La Chambre des représentants a consacré jeudi une large séquence de ses travaux à la question des malades de longue durée, interpellant longuement le ministre fédéral des Affaires sociales et de la Santé, Frank Vandenbroucke (Vooruit). Plusieurs députés, dont Florence Reuter (MR), Sofie Merckx (PTB), Axel Ronse (N-VA) et Irina De Knop (Open Vld), ont interrogé le ministre sur les constats récents de l’INAMI concernant les abus présumés dans le régime d’incapacité de travail et sur l’explosion des coûts pour la sécurité sociale.
Florence Reuter a rappelé que « plus de 500 000 personnes » sont aujourd’hui reconnues comme malades de longue durée, soit près de 10 % de la population active, un chiffre supérieur au nombre de chômeurs. Elle a qualifié de « chiffres accablants » les résultats de l’échantillon analysé par l’INAMI, montrant que seuls 16 % des personnes inscrites jusqu’à leur pension sont totalement invalides, tandis que 25 % pourraient reprendre une activité. « La solidarité doit aller de pair avec la responsabilité », a insisté la députée libérale, appelant à des contrôles renforcés.
Irina De Knop a, de son côté, dénoncé une situation « fondamentalement incorrecte », soulignant que la Belgique compte autant de malades de longue durée que l’Allemagne, pays pourtant huit fois plus peuplé.
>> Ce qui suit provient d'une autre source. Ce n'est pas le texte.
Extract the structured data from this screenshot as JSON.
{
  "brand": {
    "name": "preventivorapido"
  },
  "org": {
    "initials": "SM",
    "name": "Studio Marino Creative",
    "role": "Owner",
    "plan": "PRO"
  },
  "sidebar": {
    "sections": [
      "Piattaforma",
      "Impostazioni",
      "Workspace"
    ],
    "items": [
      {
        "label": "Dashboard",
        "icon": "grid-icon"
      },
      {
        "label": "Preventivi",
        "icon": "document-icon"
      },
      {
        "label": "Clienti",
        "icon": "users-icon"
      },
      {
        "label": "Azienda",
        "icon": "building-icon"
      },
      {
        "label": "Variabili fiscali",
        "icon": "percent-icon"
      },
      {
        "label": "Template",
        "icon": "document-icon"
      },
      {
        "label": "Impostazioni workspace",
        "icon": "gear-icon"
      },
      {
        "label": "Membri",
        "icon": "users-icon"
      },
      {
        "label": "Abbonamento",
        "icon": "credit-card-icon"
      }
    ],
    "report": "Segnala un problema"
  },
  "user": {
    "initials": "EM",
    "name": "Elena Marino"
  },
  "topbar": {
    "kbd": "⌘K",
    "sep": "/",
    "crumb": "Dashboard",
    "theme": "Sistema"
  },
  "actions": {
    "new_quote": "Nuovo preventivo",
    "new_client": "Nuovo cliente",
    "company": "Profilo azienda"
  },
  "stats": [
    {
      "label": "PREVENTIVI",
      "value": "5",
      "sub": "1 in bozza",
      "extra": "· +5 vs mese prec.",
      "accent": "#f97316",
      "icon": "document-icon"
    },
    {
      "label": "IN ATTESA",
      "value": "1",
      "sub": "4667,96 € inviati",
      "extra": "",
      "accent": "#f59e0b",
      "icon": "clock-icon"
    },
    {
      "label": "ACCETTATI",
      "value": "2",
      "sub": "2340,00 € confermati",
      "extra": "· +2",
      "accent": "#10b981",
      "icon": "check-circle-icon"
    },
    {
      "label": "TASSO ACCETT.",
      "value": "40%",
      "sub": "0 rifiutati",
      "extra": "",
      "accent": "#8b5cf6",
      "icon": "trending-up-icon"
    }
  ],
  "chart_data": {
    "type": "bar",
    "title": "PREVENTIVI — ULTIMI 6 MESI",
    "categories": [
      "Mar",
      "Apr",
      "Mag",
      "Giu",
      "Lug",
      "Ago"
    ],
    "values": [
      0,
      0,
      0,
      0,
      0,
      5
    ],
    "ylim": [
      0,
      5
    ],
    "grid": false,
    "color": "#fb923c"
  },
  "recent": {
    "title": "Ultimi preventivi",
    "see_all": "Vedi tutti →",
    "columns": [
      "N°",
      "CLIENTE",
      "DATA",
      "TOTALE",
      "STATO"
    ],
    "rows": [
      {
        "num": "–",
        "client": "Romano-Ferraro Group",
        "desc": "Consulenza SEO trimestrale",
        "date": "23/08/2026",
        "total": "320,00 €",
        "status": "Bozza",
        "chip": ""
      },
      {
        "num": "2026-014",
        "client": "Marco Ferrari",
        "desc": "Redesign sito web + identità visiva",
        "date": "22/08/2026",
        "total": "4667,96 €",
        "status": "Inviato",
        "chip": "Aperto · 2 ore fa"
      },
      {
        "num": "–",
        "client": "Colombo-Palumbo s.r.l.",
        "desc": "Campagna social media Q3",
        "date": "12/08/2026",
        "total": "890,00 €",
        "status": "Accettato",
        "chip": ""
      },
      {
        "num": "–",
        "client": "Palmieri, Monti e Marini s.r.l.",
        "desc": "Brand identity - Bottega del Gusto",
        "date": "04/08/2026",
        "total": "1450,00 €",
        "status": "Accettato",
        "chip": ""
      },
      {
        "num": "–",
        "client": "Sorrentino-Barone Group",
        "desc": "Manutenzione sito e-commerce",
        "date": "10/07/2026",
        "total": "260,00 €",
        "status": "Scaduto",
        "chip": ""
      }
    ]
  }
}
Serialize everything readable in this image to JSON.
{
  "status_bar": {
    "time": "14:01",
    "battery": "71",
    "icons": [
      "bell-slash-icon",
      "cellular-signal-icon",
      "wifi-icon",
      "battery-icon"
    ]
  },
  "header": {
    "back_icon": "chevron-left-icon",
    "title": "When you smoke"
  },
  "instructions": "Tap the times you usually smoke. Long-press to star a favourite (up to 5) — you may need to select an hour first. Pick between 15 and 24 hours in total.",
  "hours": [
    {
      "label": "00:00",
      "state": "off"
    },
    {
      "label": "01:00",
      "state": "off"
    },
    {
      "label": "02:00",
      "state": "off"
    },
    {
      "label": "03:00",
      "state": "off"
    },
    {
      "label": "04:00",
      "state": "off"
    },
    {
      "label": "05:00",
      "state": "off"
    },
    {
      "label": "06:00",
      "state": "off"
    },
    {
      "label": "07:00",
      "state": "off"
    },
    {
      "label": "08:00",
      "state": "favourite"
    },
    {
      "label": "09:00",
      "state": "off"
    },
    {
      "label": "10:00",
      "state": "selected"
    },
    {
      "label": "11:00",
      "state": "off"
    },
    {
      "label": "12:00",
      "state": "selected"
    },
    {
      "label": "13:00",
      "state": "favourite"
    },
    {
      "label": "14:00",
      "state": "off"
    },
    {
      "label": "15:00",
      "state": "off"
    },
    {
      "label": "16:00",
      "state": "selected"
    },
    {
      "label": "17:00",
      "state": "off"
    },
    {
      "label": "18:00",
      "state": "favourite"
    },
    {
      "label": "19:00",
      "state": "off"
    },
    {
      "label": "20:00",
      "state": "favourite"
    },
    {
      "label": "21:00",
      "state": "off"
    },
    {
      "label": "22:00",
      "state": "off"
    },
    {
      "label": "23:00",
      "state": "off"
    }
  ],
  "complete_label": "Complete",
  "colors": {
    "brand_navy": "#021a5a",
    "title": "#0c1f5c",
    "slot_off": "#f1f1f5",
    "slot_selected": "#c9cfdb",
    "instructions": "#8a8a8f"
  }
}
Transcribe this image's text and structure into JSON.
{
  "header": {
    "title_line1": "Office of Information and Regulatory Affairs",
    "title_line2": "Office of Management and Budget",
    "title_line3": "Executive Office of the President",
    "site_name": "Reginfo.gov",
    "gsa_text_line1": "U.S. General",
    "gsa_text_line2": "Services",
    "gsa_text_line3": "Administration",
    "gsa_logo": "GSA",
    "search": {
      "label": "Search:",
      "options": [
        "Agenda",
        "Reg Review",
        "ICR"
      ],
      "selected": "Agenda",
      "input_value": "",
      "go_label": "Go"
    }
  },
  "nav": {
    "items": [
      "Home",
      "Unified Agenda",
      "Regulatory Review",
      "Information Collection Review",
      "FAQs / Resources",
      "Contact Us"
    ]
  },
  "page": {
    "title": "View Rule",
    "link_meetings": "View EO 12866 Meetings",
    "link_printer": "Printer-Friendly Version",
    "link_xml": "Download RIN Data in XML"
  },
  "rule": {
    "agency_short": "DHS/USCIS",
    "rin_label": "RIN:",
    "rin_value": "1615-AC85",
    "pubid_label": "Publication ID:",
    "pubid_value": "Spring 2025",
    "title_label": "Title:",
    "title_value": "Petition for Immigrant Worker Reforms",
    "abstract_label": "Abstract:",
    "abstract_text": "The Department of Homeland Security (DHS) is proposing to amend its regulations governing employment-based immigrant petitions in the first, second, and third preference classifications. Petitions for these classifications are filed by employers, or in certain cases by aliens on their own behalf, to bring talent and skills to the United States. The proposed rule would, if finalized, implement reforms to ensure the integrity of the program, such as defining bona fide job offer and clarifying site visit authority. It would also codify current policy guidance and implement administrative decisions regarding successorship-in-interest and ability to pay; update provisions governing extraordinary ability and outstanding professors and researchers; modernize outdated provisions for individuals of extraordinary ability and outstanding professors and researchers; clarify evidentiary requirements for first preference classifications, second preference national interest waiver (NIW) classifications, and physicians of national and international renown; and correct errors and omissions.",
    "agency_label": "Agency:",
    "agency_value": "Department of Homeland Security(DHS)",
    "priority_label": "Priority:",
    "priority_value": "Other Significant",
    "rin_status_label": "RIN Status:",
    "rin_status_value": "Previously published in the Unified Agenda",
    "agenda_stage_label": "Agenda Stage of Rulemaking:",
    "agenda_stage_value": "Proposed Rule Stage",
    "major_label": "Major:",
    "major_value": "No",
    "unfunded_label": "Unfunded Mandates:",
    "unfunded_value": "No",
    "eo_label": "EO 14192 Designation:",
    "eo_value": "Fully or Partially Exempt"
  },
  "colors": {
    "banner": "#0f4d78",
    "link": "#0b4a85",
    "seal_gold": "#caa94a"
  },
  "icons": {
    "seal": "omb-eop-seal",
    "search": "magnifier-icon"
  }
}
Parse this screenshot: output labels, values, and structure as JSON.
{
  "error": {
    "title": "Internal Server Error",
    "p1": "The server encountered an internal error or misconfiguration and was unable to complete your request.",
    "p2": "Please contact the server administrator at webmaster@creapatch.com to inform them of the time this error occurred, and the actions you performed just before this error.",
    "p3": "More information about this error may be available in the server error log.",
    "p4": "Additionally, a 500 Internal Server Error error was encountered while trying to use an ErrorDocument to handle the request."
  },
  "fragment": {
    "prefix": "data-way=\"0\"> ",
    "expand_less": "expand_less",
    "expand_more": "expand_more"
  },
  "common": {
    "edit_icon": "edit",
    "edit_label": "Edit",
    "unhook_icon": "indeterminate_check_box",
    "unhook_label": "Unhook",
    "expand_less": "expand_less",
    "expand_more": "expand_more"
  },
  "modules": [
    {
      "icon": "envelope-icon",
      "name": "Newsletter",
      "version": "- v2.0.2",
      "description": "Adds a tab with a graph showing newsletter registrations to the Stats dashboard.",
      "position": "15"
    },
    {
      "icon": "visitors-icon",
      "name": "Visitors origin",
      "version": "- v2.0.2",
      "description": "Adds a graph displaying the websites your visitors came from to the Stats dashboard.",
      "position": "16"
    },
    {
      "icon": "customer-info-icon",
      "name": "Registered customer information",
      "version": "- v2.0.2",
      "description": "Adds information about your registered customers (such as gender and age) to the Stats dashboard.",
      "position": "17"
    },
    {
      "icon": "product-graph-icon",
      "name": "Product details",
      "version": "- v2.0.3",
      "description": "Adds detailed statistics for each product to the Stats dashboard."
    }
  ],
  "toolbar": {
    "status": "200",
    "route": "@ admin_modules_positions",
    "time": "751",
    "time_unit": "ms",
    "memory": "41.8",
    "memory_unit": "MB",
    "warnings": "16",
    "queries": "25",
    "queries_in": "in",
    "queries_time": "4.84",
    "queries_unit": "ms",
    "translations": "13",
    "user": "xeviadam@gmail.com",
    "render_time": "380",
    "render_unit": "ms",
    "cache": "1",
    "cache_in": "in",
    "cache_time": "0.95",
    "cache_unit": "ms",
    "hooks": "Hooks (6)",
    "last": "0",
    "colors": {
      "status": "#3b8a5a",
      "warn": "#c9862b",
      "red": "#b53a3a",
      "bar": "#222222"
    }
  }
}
Elle a mis en avant « un coût annuel de près de 15 milliards d’euros, soit trois fois le budget du chômage ».
Pour Sofie Merckx, la logique gouvernementale repose sur « une économie de 5 milliards d’euros sur le dos des malades », alors que le PTB propose de « taxer les multimillionnaires ». Elle a rappelé que le revenu moyen d’un malade de longue durée s’élève à environ 1 300 euros par mois, jugeant inacceptable de réduire encore ce soutien. Elle a en outre pointé les conditions de travail difficiles dans certains secteurs, citant celui des aides-ménagères, où 11 % des travailleurs sont en incapacité de longue durée.
Axel Ronse a salué l’action actuelle du ministre, rappelant que « plus de la moitié » des personnes contrôlées et reconnues invalides jusqu’à la pension l’étaient « à tort », selon une étude de l’INAMI portant sur 1 800 dossiers. « Le Parlement a droit à la vérité, car ce sont les cotisations des travailleurs qui sont en jeu », a-t-il déclaré, appelant à responsabiliser aussi les mutualités.
Face à ces critiques, Frank Vandenbroucke a défendu une approche « stricte mais juste ». Il a rappelé qu’une première vague de mesures avait déjà permis de créer les coordinateurs retour au travail, puis de limiter la reconnaissance d’invalidité jusqu’à la pension. Une « troisième vague » est en cours, mobilisant médecins du travail, employeurs et soignants pour accompagner le retour à l’emploi. Une « quatrième vague » doit encore renforcer l’accompagnement après un an d’invalidité et responsabiliser financièrement les mutualités lorsque des abus sont constatés.
Le ministre a insisté sur le fait que « l’absentéisme de longue durée est avant tout un problème de santé publique, le plus important de notre époque ». Il a affirmé être favorable à « des règles strictes et équitables pour tous, y compris pour les employeurs », citant l’exemple de l’Allemagne où ceux-ci prennent déjà en charge six semaines d’indemnisation.
Le débat a donné lieu à plusieurs échanges vifs. Paul Magnette (PS) a reproché à Axel Ronse de « caricaturer les malades en fainéants », soulignant que les conditions de travail pénibles étaient à l’origine de nombreux arrêts de longue durée. « Ces travailleuses et travailleurs méritent notre respect et notre gratitude », a-t-il martelé. Ronse a répliqué en appelant à « protéger la sécurité sociale des abus » afin que les moyens bénéficient à ceux qui sont réellement malades.
Les projections budgétaires rappellent l’urgence : selon Florence Reuter, si rien n’est fait, le coût des indemnités de maladie atteindra « au moins 19 milliards d’euros d’ici 2030 ». Le ministre a conclu en appelant à « sortir du défaitisme », rappelant qu’environ 100 000 personnes en incapacité sont déjà revenues partiellement au travail.